Teens learn through community service
December 16, 2008 · Updated 3:48 PM
Local teen action groups benefit community, teens.
EAST BREMERTON — Cody Brown of Bremerton’s idea of a good time is a bit different than the average teenager. The 15-year-old likes to hang out with friends and make his community a better place to live. The teen is an active member of one of five teen action groups throughout Kitsap County in which the teenagers, overseen by adult role models, learn positive values and put those values into practice.
In Brown’s case, he attends a teen action group at the Kitsap Family YMCA in East Bremerton. He’s been involved for about a year.
In that year, Brown’s favorite project by far was the Paint the Bowl in Silverdale, in which all five groups came together and painted over the graffiti in the Silverdale Rotary Gateway Park.
Students performing public service create a symbiotic relationship on which both student and community thrive.
The students have fun improving their community and practicing leadership skills, while benefiting from the relationship with adults who act as role models.
The Kitsap Family YMCA’s teen action group is an extension of its youth programming, such as its ever-popular Splash and Jam on the third Saturday of the month. At these programs, teenagers are given positive activities supervised by adult role models.
“Adult involvement with youth is very important,” said Jim Pond, Director of Youth Development for the Kitsap Family YMCA.
It’s the adult involvement that can make a difference.
“The whole mission of the teen action program is to teach youth that it is important to be involved in the community through community service,” Pond said.
Each teen action group is affiliated with a well-established entity in the county: The Kitsap Family YMCA, Kitsap Youth For Christ’s Independent Living Skills program, 4H and the National Association for the Advancement of Colored People.
The groups meet weekly or monthly, then come together once a quarter for group activities.
The teen action groups are overseen by the Kitsap County Commission on Children and Youth, which receives funds from the Family Policy Council for each group to operate, said Gay Neal, coordinator of the Commission on Children and Youth.

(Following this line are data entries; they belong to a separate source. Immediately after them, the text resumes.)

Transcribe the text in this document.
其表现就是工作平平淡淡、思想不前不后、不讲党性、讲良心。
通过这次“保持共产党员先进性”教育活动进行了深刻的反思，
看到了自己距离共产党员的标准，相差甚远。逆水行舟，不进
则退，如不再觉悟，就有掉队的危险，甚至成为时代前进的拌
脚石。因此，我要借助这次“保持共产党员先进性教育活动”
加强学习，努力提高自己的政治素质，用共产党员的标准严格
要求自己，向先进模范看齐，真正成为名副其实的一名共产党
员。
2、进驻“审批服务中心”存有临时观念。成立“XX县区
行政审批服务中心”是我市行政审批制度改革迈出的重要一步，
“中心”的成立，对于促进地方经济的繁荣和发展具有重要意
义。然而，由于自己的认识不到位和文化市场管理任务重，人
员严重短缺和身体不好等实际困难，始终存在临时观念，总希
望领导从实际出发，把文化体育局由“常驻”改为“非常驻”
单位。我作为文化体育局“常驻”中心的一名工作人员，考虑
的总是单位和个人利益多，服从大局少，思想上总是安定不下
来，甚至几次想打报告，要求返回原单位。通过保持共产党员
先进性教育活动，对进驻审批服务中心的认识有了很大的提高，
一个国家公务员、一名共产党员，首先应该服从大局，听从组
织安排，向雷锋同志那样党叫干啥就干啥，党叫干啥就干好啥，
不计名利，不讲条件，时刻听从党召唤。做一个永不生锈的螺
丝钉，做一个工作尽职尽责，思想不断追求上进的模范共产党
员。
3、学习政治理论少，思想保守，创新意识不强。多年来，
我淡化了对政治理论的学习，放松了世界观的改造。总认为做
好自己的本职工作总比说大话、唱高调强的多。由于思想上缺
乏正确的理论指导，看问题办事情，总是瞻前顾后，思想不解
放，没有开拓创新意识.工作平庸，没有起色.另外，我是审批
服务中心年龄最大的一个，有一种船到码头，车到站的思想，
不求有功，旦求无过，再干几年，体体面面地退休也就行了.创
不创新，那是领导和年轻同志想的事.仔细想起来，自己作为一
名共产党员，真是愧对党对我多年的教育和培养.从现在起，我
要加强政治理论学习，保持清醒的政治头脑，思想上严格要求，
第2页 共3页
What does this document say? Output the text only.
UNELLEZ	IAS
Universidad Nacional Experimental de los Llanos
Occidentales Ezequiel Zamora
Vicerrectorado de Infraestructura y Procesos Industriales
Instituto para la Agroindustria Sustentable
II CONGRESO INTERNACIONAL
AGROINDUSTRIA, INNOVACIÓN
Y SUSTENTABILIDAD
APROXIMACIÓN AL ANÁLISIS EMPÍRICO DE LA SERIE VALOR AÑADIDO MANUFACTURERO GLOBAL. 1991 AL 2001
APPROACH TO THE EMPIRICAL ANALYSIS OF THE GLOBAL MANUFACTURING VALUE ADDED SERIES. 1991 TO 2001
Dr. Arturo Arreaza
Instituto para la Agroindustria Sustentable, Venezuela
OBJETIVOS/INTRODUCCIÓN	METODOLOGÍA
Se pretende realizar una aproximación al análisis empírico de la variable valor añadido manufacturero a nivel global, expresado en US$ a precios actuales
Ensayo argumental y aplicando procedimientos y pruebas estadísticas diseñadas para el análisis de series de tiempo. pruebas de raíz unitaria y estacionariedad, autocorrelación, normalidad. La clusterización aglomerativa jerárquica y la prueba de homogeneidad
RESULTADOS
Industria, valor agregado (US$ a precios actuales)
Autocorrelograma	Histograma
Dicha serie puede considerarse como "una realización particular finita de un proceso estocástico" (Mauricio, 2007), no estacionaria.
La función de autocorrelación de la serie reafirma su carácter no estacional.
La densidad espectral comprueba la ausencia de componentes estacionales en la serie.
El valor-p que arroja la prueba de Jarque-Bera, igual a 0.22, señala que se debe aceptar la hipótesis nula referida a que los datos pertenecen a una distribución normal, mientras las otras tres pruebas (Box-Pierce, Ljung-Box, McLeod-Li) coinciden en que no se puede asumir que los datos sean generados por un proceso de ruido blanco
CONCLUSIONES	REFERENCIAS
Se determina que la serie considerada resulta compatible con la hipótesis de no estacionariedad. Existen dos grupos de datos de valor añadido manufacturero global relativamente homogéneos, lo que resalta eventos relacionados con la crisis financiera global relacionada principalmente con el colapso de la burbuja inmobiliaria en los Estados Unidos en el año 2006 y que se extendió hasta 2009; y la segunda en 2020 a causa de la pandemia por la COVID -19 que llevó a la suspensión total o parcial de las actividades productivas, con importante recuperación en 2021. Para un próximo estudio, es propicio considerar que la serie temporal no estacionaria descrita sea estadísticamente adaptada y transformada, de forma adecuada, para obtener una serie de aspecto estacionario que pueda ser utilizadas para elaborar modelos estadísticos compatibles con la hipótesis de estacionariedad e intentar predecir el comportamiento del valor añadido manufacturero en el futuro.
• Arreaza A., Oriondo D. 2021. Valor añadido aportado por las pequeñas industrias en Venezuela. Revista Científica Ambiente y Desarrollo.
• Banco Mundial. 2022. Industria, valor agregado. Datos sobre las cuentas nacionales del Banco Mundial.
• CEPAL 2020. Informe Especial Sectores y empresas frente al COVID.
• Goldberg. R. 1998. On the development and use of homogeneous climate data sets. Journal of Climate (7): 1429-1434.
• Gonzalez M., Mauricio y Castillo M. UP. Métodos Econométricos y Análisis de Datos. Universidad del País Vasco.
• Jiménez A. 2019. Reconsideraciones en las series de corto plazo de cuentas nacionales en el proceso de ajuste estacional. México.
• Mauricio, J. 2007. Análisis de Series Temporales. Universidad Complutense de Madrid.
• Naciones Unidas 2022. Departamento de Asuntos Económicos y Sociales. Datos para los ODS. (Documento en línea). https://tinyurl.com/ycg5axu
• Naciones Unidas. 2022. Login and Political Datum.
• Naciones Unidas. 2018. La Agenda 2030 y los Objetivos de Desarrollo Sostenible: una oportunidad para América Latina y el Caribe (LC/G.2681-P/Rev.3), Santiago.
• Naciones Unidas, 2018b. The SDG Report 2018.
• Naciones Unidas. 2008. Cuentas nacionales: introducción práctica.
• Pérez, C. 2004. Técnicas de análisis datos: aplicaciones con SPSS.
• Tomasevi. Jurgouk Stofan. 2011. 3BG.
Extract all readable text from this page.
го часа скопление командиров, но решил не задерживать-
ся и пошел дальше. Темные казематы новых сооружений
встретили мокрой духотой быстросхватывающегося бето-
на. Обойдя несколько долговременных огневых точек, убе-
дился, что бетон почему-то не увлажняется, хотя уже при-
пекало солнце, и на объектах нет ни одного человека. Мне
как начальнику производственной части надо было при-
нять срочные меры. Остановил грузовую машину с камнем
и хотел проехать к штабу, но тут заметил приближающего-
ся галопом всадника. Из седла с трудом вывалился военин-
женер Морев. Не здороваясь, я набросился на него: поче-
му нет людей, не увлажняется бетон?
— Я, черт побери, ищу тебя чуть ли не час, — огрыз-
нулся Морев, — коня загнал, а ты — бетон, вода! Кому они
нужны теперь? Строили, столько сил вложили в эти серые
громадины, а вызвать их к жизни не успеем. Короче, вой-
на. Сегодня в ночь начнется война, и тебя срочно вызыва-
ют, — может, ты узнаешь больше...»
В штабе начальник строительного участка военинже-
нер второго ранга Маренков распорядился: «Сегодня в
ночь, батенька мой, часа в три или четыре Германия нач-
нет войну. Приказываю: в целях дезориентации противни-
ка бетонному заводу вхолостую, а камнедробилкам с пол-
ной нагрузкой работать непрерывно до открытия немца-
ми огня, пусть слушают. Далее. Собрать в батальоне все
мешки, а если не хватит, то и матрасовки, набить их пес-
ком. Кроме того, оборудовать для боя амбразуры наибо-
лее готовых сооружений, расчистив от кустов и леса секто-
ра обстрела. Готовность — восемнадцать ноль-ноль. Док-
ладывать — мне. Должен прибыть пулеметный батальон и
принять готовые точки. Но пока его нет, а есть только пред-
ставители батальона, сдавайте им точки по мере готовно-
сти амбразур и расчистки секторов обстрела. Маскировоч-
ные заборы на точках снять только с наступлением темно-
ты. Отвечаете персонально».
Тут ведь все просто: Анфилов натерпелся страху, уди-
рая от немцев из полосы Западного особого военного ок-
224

The commission focuses on four main issues regarding young people in Kitsap: reducing youth violence, intervening in youth drug use, decreasing the high school drop out rate, and reducing/preventing child abuse and neglect.
“One of the strategies in reducing problem behavior is putting the emphasis on youth leadership,” Neal said. Research has shown youths who are involved in positive activities and taught leadership skills are less likely to be involved in drug and alcohol use.
Another perk, Neal added, is better academic performance by those students involved in community activities or who have received leadership training.
The formula, too, is academic.
“The more assets the kids have, the more likely they are to be successful in school and as they grow into adulthood,” Neal said.
Teen volunteer Brown isn’t so sure about all the long-term benefits; he just wants to be active in the community.
“It’s a way for me to give back to my local community and do my share to help out,” Brown said.